Ce soir-là, Laetitia Robbe a enterré 38 ans de sa vie. Avec son ex-mari et sa fille, Ornella, alors âgée de 12 ans, elle est descendue sur la Prom pour admirer le feu d’artifice. Ce 14 juillet 2016, c’est un camion conduit par un terroriste qu’elle voit écraser la foule, sans pitié et avec détermination. "Je n’ai perdu personne, nous n’avons pas été blessés", dit-elle, 7 ans après, comme si elle ne se sentait pas encore légitime en tant que victime. "On a choisi de ne pas rentrer chez nous mais d’aider, sur place. Je me suis dit que si je devais pousser mon dernier souffle, j’aurai voulu que quelqu’un me tienne la main, même un parfait inconnu", chuchote Laetitia qui a fêté ses 45 ans. Quarante-cinq et une nouvelle vie. Une "chouette" nouvelle vie, confie-t-elle.

"Travailler avec l’humain dans la peine"

Après deux ans d’une sévère dépression, elle a plaqué son boulot de commerciale: "Un matin, je me suis dit: “Allez j’ai beaucoup de chance d’être en vie, je dois m’y accrocher". Pendant le Covid, j’ai travaillé au palais des Expositions pour la vaccination », raconte-t-elle. Un déclic. "J’ai su que je voulais travailler avec l’humain. Mais avec l’humain dans la peine", sourit Laetitia.

Elle regarde autour d’elle. Il y a des fleurs artificielles, des plaques funéraires: voilà la nouvelle vie de Laetitia. Côtoyer la mort et la souffrance de ceux qui ont perdu un proche.

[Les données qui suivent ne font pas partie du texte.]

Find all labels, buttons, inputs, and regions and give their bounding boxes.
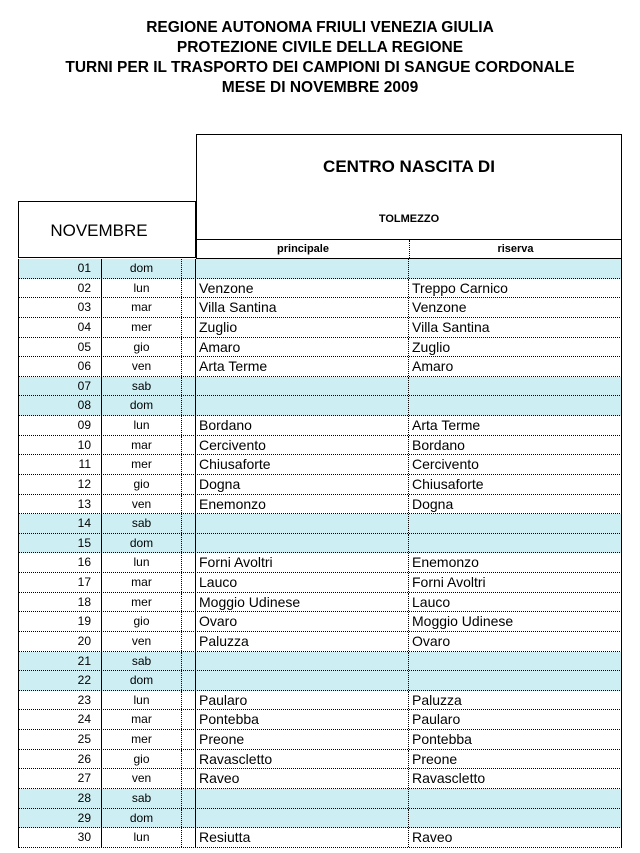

Elle vient de prendre la tête des pompes funèbres PFG à Gorbella. Elle accompagne les gens dans le pire moment de leur vie: "Les gens ne trichent pas à ce moment-là".

"Ma résilience"

Ce métier, elle a embrassé comme une bouée de sauvetage. "C’est ma résilience à moi, un instinct vital. Une immense satisfaction: je me dis pour ce défunt, j’ai réussi à un peu soulager la famille, j’ai réussi à leur enlever un peu de contrariétés. Et j’aime bien savoir qui j’enterre, j’essaie de connaître un peu la personne, c’est important", argumente Laetitia. Qui ne leur parle jamais de l’attentat et de ce qu’elle a vécu. "Je ne suis pas plus légitime qu’une autre, mais je comprends par quoi ils passent et encore plus lorsqu’il s’agit de deuil particulier, comme les accidents. Ça me parle, ça résonne en moi, je sais que je rends service", confie la rescapée du 14-juillet. Ce 14-juillet qui la suivra partout, tout le temps. "Ce n’est pas parce que l’on s’en remet que l’on oublie", explique-t-elle.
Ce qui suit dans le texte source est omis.